На этом СРТ все оказались бородачи: кеп – бородач, «дед» – бородач, дикари – то же самое. Оказывается, они зарок дали не бриться, пока два плана не возьмут. А два плана им накинули, потому что решили они проплавать полгода. Три месяца уже отплавали в Северном, теперь на Джорджес-Банку намылились идти. Тоже своего рода «летучие голландцы».
Ну, а на палубе у них – все наши были, кто на базу ушёл. Примолкшие все, какие-то пришибленные, хотя их вины не было, что так случилось. Но это я понимаю, всегда отчего-то чувствуешь себя виноватым, когда ты покинул судно, а на нём какое-нибудь чепе.
Кеп перескочил нахмуренный и даже пробоину не пошёл смотреть, скрылся у себя в каюте. Третий, от выпитого розовый, пошёл старпома утешать:
– Чего не бывает? На моей вахте один раз порядок утопили, а всё обошлось.
– А это, считаешь, не на твоей вахте было?
– Ты что, больной? – Третий сразу улыбаться перестал. – Шляпил кто – я или ты? Тебе доверили, а ты прошляпил, понимаешь.
А старпом-то – надеялся. На что надеялся!
«Дед» тоже не стал смотреть пробоину. Ну, а дрифтер и Митрохин, и Васька Буров – поскакали, конечно. Воротясь, только головами покачивали и языками цокали.

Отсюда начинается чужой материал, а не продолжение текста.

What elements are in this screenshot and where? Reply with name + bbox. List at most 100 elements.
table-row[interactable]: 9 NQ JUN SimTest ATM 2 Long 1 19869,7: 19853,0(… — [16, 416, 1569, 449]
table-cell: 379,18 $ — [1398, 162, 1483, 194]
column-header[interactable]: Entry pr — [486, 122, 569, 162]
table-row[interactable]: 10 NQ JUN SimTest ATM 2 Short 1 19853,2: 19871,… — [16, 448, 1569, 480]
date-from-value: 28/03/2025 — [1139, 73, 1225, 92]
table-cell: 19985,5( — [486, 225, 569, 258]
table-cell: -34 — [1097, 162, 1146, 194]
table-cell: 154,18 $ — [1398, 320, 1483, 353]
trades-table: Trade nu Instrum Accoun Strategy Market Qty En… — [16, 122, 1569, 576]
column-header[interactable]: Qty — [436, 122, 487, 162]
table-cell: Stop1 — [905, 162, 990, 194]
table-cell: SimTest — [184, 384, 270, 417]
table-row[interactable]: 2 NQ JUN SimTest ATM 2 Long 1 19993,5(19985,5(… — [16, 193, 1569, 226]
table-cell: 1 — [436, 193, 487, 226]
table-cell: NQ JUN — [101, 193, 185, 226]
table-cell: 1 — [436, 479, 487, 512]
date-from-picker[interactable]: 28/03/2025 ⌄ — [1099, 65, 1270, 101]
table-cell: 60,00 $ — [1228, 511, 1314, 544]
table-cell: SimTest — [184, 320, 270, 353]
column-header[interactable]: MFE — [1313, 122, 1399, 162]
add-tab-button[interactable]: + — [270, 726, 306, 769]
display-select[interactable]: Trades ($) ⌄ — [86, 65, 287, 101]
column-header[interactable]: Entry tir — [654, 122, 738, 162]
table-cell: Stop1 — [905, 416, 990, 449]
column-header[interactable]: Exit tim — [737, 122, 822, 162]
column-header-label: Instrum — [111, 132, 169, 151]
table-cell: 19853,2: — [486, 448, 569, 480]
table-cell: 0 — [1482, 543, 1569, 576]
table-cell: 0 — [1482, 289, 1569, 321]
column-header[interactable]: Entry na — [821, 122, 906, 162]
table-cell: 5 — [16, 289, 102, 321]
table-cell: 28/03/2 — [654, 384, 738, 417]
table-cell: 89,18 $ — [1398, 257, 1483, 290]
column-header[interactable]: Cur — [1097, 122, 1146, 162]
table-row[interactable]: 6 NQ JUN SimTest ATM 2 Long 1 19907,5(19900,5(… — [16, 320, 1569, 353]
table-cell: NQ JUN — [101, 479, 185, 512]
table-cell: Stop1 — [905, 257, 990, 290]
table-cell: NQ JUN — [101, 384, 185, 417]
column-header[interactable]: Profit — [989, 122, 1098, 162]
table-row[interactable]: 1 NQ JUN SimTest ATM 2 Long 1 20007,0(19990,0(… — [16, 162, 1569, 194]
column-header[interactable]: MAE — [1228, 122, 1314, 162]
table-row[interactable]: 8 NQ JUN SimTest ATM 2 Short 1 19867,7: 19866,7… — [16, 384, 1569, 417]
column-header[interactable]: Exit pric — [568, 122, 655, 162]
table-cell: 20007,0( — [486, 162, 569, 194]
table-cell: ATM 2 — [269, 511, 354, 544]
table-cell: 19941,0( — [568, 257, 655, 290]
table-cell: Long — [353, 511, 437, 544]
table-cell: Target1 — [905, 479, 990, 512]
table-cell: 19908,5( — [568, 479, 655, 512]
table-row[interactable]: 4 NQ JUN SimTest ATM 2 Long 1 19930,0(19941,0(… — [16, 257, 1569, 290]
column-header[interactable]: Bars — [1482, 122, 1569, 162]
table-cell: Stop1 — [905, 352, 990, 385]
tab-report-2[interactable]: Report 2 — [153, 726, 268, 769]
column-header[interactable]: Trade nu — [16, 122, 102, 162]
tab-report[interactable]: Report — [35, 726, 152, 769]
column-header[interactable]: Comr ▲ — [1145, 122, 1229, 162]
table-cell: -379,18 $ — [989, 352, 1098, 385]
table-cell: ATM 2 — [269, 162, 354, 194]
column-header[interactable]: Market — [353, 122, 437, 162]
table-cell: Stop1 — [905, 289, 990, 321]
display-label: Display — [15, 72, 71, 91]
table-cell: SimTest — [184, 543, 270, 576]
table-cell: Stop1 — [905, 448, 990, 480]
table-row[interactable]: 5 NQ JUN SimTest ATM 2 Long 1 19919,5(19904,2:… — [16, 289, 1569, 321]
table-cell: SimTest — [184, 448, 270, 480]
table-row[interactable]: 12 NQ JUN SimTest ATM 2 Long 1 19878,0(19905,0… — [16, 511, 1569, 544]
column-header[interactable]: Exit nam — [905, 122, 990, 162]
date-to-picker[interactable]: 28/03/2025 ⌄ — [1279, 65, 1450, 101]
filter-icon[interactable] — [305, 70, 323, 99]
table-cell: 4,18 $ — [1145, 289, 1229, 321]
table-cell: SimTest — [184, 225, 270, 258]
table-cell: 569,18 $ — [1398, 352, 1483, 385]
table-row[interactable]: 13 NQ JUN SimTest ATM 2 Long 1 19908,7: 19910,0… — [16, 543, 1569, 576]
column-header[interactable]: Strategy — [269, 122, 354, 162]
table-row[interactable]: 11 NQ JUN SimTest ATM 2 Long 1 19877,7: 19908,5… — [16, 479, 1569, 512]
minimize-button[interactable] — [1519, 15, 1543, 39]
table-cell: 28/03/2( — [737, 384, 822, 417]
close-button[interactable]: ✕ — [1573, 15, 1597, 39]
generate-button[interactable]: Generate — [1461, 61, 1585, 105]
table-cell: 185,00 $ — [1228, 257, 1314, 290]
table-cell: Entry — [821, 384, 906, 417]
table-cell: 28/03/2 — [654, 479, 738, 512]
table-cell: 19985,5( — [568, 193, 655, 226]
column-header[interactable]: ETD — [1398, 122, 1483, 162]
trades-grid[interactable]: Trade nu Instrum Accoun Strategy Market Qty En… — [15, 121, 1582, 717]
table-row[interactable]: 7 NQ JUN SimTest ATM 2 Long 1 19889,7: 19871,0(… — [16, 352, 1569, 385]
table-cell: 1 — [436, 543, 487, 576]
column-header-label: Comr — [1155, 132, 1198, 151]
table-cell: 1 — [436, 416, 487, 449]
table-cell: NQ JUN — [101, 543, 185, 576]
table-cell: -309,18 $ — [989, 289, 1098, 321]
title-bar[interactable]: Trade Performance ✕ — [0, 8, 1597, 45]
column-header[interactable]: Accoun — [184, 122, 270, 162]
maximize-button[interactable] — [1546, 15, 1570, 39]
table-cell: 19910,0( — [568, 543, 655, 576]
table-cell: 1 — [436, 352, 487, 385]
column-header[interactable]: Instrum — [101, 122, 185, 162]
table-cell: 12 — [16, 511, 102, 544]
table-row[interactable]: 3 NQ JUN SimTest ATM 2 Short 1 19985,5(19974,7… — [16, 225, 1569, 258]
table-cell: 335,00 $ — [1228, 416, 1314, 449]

Бородачи тоже поинтересовались:
– Ну, как, хороша?
– Знаешь, – дрифтер говорит, – просто не ожидал, что так хороша!
– До порта с нею дойдёте?
– До порта, хоть всю корму отруби, дойдём!
Потом кто-то принёс на хвосте:
– Бичи, «дед» в каюте акт составляет. В окошко видать.
Я пошёл к «деду». Чего-то он, и правда, писал за столиком, длинную такую реляцию.
– Пошарь там в рундучке, – сказал мне. – Я сейчас закончу.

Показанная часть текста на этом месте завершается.